C’est parti pour six mois ! Après la Finlande et avant le Portugal, l’Allemagne préside, pour la douzième fois, le Conseil de l’Union Européenne. L’occasion de faire le point sur la fonction de « pays-président ».
Les pays membres de l’Union accèdent à la présidence selon un calendrier de rotation établi par le Conseil européen. Jusqu’en 1992, la rotation s’effectuait selon l’ordre alphabétique des Etats membres dans leur langue respective! Ce principe de changement bi-annuel ne fait pas l’unanimité. Sa réforme figure en bonne place dans le projet d’une constitution européenne.

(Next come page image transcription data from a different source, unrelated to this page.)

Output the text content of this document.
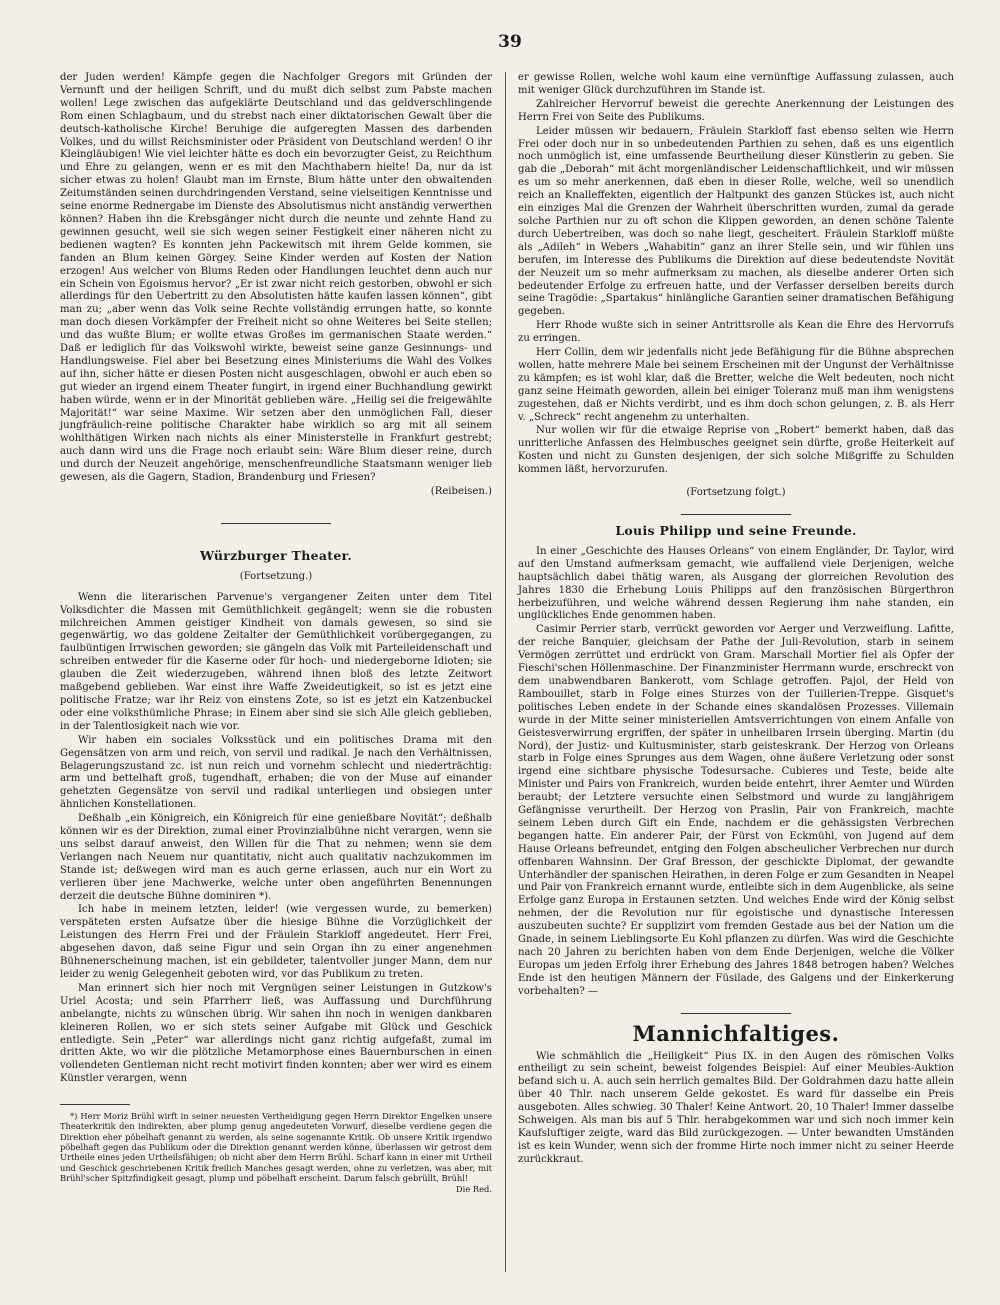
39

der Juden werden! Kämpfe gegen die Nachfolger Gregors mit Gründen der Vernunft und der heiligen Schrift, und du mußt dich selbst zum Pabste machen wollen! Lege zwischen das aufgeklärte Deutschland und das geldverschlingende Rom einen Schlagbaum, und du strebst nach einer diktatorischen Gewalt über die deutsch-katholische Kirche! Beruhige die aufgeregten Massen des darbenden Volkes, und du willst Reichsminister oder Präsident von Deutschland werden! O ihr Kleingläubigen! Wie viel leichter hätte es doch ein bevorzugter Geist, zu Reichthum und Ehre zu gelangen, wenn er es mit den Machthabern hielte! Da, nur da ist sicher etwas zu holen! Glaubt man im Ernste, Blum hätte unter den obwaltenden Zeitumständen seinen durchdringenden Verstand, seine vielseitigen Kenntnisse und seine enorme Rednergabe im Dienste des Absolutismus nicht anständig verwerthen können? Haben ihn die Krebsgänger nicht durch die neunte und zehnte Hand zu gewinnen gesucht, weil sie sich wegen seiner Festigkeit einer näheren nicht zu bedienen wagten? Es konnten jehn Packewitsch mit ihrem Gelde kommen, sie fanden an Blum keinen Görgey. Seine Kinder werden auf Kosten der Nation erzogen! Aus welcher von Blums Reden oder Handlungen leuchtet denn auch nur ein Schein von Egoismus hervor? „Er ist zwar nicht reich gestorben, obwohl er sich allerdings für den Uebertritt zu den Absolutisten hätte kaufen lassen können“, gibt man zu; „aber wenn das Volk seine Rechte vollständig errungen hatte, so konnte man doch diesen Vorkämpfer der Freiheit nicht so ohne Weiteres bei Seite stellen; und das wußte Blum; er wollte etwas Großes im germanischen Staate werden.“ Daß er lediglich für das Volkswohl wirkte, beweist seine ganze Gesinnungs- und Handlungsweise. Fiel aber bei Besetzung eines Ministeriums die Wahl des Volkes auf ihn, sicher hätte er diesen Posten nicht ausgeschlagen, obwohl er auch eben so gut wieder an irgend einem Theater fungirt, in irgend einer Buchhandlung gewirkt haben würde, wenn er in der Minorität geblieben wäre. „Heilig sei die freigewählte Majorität!“ war seine Maxime. Wir setzen aber den unmöglichen Fall, dieser jungfräulich-reine politische Charakter habe wirklich so arg mit all seinem wohlthätigen Wirken nach nichts als einer Ministerstelle in Frankfurt gestrebt; auch dann wird uns die Frage noch erlaubt sein: Wäre Blum dieser reine, durch und durch der Neuzeit angehörige, menschenfreundliche Staatsmann weniger lieb gewesen, als die Gagern, Stadion, Brandenburg und Friesen?

(Reibeisen.)
Würzburger Theater.
(Fortsetzung.)

Wenn die literarischen Parvenue's vergangener Zeiten unter dem Titel Volksdichter die Massen mit Gemüthlichkeit gegängelt; wenn sie die robusten milchreichen Ammen geistiger Kindheit von damals gewesen, so sind sie gegenwärtig, wo das goldene Zeitalter der Gemüthlichkeit vorübergegangen, zu faulbüntigen Irrwischen geworden; sie gängeln das Volk mit Parteileidenschaft und schreiben entweder für die Kaserne oder für hoch- und niedergeborne Idioten; sie glauben die Zeit wiederzugeben, während ihnen bloß des letzte Zeitwort maßgebend geblieben. War einst ihre Waffe Zweideutigkeit, so ist es jetzt eine politische Fratze; war ihr Reiz von einstens Zote, so ist es jetzt ein Katzenbuckel oder eine volksthümliche Phrase; in Einem aber sind sie sich Alle gleich geblieben, in der Talentlosigkeit nach wie vor.

Wir haben ein sociales Volksstück und ein politisches Drama mit den Gegensätzen von arm und reich, von servil und radikal. Je nach den Verhältnissen, Belagerungszustand zc. ist nun reich und vornehm schlecht und niederträchtig: arm und bettelhaft groß, tugendhaft, erhaben; die von der Muse auf einander gehetzten Gegensätze von servil und radikal unterliegen und obsiegen unter ähnlichen Konstellationen.

Deßhalb „ein Königreich, ein Königreich für eine genießbare Novität“; deßhalb können wir es der Direktion, zumal einer Provinzialbühne nicht verargen, wenn sie uns selbst darauf anweist, den Willen für die That zu nehmen; wenn sie dem Verlangen nach Neuem nur quantitativ, nicht auch qualitativ nachzukommen im Stande ist; deßwegen wird man es auch gerne erlassen, auch nur ein Wort zu verlieren über jene Machwerke, welche unter oben angeführten Benennungen derzeit die deutsche Bühne dominiren *).

Ich habe in meinem letzten, leider! (wie vergessen wurde, zu bemerken) verspäteten ersten Aufsatze über die hiesige Bühne die Vorzüglichkeit der Leistungen des Herrn Frei und der Fräulein Starkloff angedeutet. Herr Frei, abgesehen davon, daß seine Figur und sein Organ ihn zu einer angenehmen Bühnenerscheinung machen, ist ein gebildeter, talentvoller junger Mann, dem nur leider zu wenig Gelegenheit geboten wird, vor das Publikum zu treten.

Man erinnert sich hier noch mit Vergnügen seiner Leistungen in Gutzkow's Uriel Acosta; und sein Pfarrherr ließ, was Auffassung und Durchführung anbelangte, nichts zu wünschen übrig. Wir sahen ihn noch in wenigen dankbaren kleineren Rollen, wo er sich stets seiner Aufgabe mit Glück und Geschick entledigte. Sein „Peter“ war allerdings nicht ganz richtig aufgefaßt, zumal im dritten Akte, wo wir die plötzliche Metamorphose eines Bauernburschen in einen vollendeten Gentleman nicht recht motivirt finden konnten; aber wer wird es einem Künstler verargen, wenn

*) Herr Moriz Brühl wirft in seiner neuesten Vertheidigung gegen Herrn Direktor Engelken unsere Theaterkritik den indirekten, aber plump genug angedeuteten Vorwurf, dieselbe verdiene gegen die Direktion eher pöbelhaft genannt zu werden, als seine sogenannte Kritik. Ob unsere Kritik irgendwo pöbelhaft gegen das Publikum oder die Direktion genannt werden könne, überlassen wir getrost dem Urtheile eines jeden Urtheilsfähigen; ob nicht aber dem Herrn Brühl. Scharf kann in einer mit Urtheil und Geschick geschriebenen Kritik freilich Manches gesagt werden, ohne zu verletzen, was aber, mit Brühl'scher Spitzfindigkeit gesagt, plump und pöbelhaft erscheint. Darum falsch gebrüllt, Brühl!
Die Red.

er gewisse Rollen, welche wohl kaum eine vernünftige Auffassung zulassen, auch mit weniger Glück durchzuführen im Stande ist.

Zahlreicher Hervorruf beweist die gerechte Anerkennung der Leistungen des Herrn Frei von Seite des Publikums.

Leider müssen wir bedauern, Fräulein Starkloff fast ebenso selten wie Herrn Frei oder doch nur in so unbedeutenden Parthien zu sehen, daß es uns eigentlich noch unmöglich ist, eine umfassende Beurtheilung dieser Künstlerin zu geben. Sie gab die „Deborah“ mit ächt morgenländischer Leidenschaftlichkeit, und wir müssen es um so mehr anerkennen, daß eben in dieser Rolle, welche, weil so unendlich reich an Knalleffekten, eigentlich der Haltpunkt des ganzen Stückes ist, auch nicht ein einziges Mal die Grenzen der Wahrheit überschritten wurden, zumal da gerade solche Parthien nur zu oft schon die Klippen geworden, an denen schöne Talente durch Uebertreiben, was doch so nahe liegt, gescheitert. Fräulein Starkloff müßte als „Adileh“ in Webers „Wahabitin“ ganz an ihrer Stelle sein, und wir fühlen uns berufen, im Interesse des Publikums die Direktion auf diese bedeutendste Novität der Neuzeit um so mehr aufmerksam zu machen, als dieselbe anderer Orten sich bedeutender Erfolge zu erfreuen hatte, und der Verfasser derselben bereits durch seine Tragödie: „Spartakus“ hinlängliche Garantien seiner dramatischen Befähigung gegeben.

Herr Rhode wußte sich in seiner Antrittsrolle als Kean die Ehre des Hervorrufs zu erringen.

Herr Collin, dem wir jedenfalls nicht jede Befähigung für die Bühne absprechen wollen, hatte mehrere Male bei seinem Erscheinen mit der Ungunst der Verhältnisse zu kämpfen; es ist wohl klar, daß die Bretter, welche die Welt bedeuten, noch nicht ganz seine Heimath geworden, allein bei einiger Toleranz muß man ihm wenigstens zugestehen, daß er Nichts verdirbt, und es ihm doch schon gelungen, z. B. als Herr v. „Schreck“ recht angenehm zu unterhalten.

Nur wollen wir für die etwaige Reprise von „Robert“ bemerkt haben, daß das unritterliche Anfassen des Helmbusches geeignet sein dürfte, große Heiterkeit auf Kosten und nicht zu Gunsten desjenigen, der sich solche Mißgriffe zu Schulden kommen läßt, hervorzurufen.

(Fortsetzung folgt.)
Louis Philipp und seine Freunde.

In einer „Geschichte des Hauses Orleans“ von einem Engländer, Dr. Taylor, wird auf den Umstand aufmerksam gemacht, wie auffallend viele Derjenigen, welche hauptsächlich dabei thätig waren, als Ausgang der glorreichen Revolution des Jahres 1830 die Erhebung Louis Philipps auf den französischen Bürgerthron herbeizuführen, und welche während dessen Regierung ihm nahe standen, ein unglückliches Ende genommen haben.

Casimir Perrier starb, verrückt geworden vor Aerger und Verzweiflung. Lafitte, der reiche Banquier, gleichsam der Pathe der Juli-Revolution, starb in seinem Vermögen zerrüttet und erdrückt von Gram. Marschall Mortier fiel als Opfer der Fieschi'schen Höllenmaschine. Der Finanzminister Herrmann wurde, erschreckt von dem unabwendbaren Bankerott, vom Schlage getroffen. Pajol, der Held von Rambouillet, starb in Folge eines Sturzes von der Tuillerien-Treppe. Gisquet's politisches Leben endete in der Schande eines skandalösen Prozesses. Villemain wurde in der Mitte seiner ministeriellen Amtsverrichtungen von einem Anfalle von Geistesverwirrung ergriffen, der später in unheilbaren Irrsein überging. Martin (du Nord), der Justiz- und Kultusminister, starb geisteskrank. Der Herzog von Orleans starb in Folge eines Sprunges aus dem Wagen, ohne äußere Verletzung oder sonst irgend eine sichtbare physische Todesursache. Cubieres und Teste, beide alte Minister und Pairs von Frankreich, wurden beide entehrt, ihrer Aemter und Würden beraubt; der Letztere versuchte einen Selbstmord und wurde zu langjährigem Gefängnisse verurtheilt. Der Herzog von Praslin, Pair von Frankreich, machte seinem Leben durch Gift ein Ende, nachdem er die gehässigsten Verbrechen begangen hatte. Ein anderer Pair, der Fürst von Eckmühl, von Jugend auf dem Hause Orleans befreundet, entging den Folgen abscheulicher Verbrechen nur durch offenbaren Wahnsinn. Der Graf Bresson, der geschickte Diplomat, der gewandte Unterhändler der spanischen Heirathen, in deren Folge er zum Gesandten in Neapel und Pair von Frankreich ernannt wurde, entleibte sich in dem Augenblicke, als seine Erfolge ganz Europa in Erstaunen setzten. Und welches Ende wird der König selbst nehmen, der die Revolution nur für egoistische und dynastische Interessen auszubeuten suchte? Er supplizirt vom fremden Gestade aus bei der Nation um die Gnade, in seinem Lieblingsorte Eu Kohl pflanzen zu dürfen. Was wird die Geschichte nach 20 Jahren zu berichten haben von dem Ende Derjenigen, welche die Völker Europas um jeden Erfolg ihrer Erhebung des Jahres 1848 betrogen haben? Welches Ende ist den heutigen Männern der Füsilade, des Galgens und der Einkerkerung vorbehalten? —

Mannichfaltiges.

Wie schmählich die „Heiligkeit“ Pius IX. in den Augen des römischen Volks entheiligt zu sein scheint, beweist folgendes Beispiel: Auf einer Meubles-Auktion befand sich u. A. auch sein herrlich gemaltes Bild. Der Goldrahmen dazu hatte allein über 40 Thlr. nach unserem Gelde gekostet. Es ward für dasselbe ein Preis ausgeboten. Alles schwieg. 30 Thaler! Keine Antwort. 20, 10 Thaler! Immer dasselbe Schweigen. Als man bis auf 5 Thlr. herabgekommen war und sich noch immer kein Kaufsluftiger zeigte, ward das Bild zurückgezogen. — Unter bewandten Umständen ist es kein Wunder, wenn sich der fromme Hirte noch immer nicht zu seiner Heerde zurückkraut.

Le pays qui préside le Conseil, principal organe de décision au sein de l’Union européenne, a une véritable fonction de coordonnateur entre les différentes politiques des Etats membres.
Au début de son mandat, la présidence présente son programme au Parlement européen et doit rendre compte de son action avant de passer la main. Chargée d’organiser et de diriger les réunions du Conseil européen, elle représente également le Conseil auprès des autres institutions européennes, comme la Commission européenne et le Parlement européen. A l’étranger, le « pays-président » joue le rôle de porte-parole de l’Europe auprès des différentes institutions internationales. Dans son action, la présidence est soutenue par le Secrétaire général du Conseil : l’Espagnol Javier Solana a été reconduit dans cette fonction en 2004.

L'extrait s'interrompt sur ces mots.